EISERES tot cassatie,

advocaat: mr. R.A.A. Duk,

t e g e n

[Verweerder], handelend onder de naam [A],

wonende te [woonplaats],

VERWEERDER in cassatie,

advocaat: mr. P.J.M. von Schmidt auf Altenstadt.

Partijen zullen hierna ook worden aangeduid als Desario en [verweerder].

1. Het geding in feitelijke instanties

Voor het verloop van het geding in feitelijke instanties verwijst de Hoge Raad naar de navolgende stukken:

a. de vonnissen in de zaak 298229/HA ZA 04-2877 van de rechtbank Amsterdam van 16 maart 2005, 13 april 2005, 13 juli 2005, 9 november 2005 en 26 september 2007,

b. het arrest in de zaak 106.007.391 (rolnummer 1299/07) van het gerechtshof te Amsterdam van 10 maart 2009.

Het arrest van het hof is aan dit arrest gehecht.

2. Het geding in cassatie

Tegen het arrest van het hof heeft Desario beroep in cassatie ingesteld.

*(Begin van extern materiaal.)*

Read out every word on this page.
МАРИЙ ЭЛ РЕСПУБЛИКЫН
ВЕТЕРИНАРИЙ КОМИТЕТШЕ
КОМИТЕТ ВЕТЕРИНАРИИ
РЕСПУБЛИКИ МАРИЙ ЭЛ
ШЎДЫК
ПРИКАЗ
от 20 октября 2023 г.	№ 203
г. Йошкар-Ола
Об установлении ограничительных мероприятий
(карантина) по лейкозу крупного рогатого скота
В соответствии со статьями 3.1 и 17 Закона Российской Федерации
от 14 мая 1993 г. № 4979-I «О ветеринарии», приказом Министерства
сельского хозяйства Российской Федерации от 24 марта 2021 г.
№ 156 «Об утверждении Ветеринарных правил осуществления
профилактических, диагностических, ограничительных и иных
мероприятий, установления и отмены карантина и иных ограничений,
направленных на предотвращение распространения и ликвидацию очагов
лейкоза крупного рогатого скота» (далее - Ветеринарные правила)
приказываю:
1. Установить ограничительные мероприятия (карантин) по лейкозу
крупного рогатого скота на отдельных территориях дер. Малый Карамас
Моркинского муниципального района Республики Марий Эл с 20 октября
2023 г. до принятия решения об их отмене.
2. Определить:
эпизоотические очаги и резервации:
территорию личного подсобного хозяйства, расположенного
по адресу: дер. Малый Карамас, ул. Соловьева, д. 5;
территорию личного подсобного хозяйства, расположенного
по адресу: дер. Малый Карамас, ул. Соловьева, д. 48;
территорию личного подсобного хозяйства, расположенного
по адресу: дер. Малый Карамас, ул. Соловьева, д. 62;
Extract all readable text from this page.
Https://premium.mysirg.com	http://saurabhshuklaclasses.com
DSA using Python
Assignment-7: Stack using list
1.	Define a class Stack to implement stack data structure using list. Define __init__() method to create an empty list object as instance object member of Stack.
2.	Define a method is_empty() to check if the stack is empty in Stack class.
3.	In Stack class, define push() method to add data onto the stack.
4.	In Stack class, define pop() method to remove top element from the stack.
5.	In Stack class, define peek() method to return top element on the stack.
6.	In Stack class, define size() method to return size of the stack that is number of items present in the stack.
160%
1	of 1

De cassatiedagvaarding is aan dit arrest gehecht en maakt daarvan deel uit.

[verweerder] heeft geconcludeerd tot verwerping van het beroep.

De zaak is voor Desario toegelicht door mr. R.L.M. van Opstal en mr. E. Stegerhoek, advocaten te Amsterdam. Voor [verweerder] is de zaak toegelicht door zijn advocaat en mr P.A. Fruytier, advocaat bij de Hoge Raad.

De conclusie van de Advocaat-Generaal P. Vlas strekt tot verwerping van het cassatieberoep.

Mr. Van Opstal voornoemd heeft bij brief van 19 november 2010 op die conclusie gereageerd.

3. Beoordeling van het middel

3.1 In deze zaak gaat het om de vraag of het hof terecht en begrijpelijk heeft geoordeeld dat naar het toepasselijke Poolse recht de verjaring van de hierna te noemen vordering van [verweerder] op Desario is gestuit door het hier te lande leggen van conservatoir beslag. Uitgegaan kan worden van de feiten die in de conclusie van de Advocaat-Generaal onder 1.1-1.6 zijn vermeld. Daarvan is met name het volgende van belang:

(i) Op 31 december 2003 heeft [verweerder], na daartoe verkregen verlof van de voorzieningenrechter in de rechtbank Amsterdam, ter verzekering van een vordering van PLN 3.900.000,-- op Desario, ten laste van deze laatste conservatoir beslag gelegd op 35 aandeelbewijzen uitgegeven door de vennootschap naar Pools recht Iberia Motor Company Spólka Akcyjna. In de verlofbeschikking bepaalde de voorzieningenrechter dat de eis in de hoofdzaak binnen 30 dagen na het leggen van het beslag diende te worden ingesteld.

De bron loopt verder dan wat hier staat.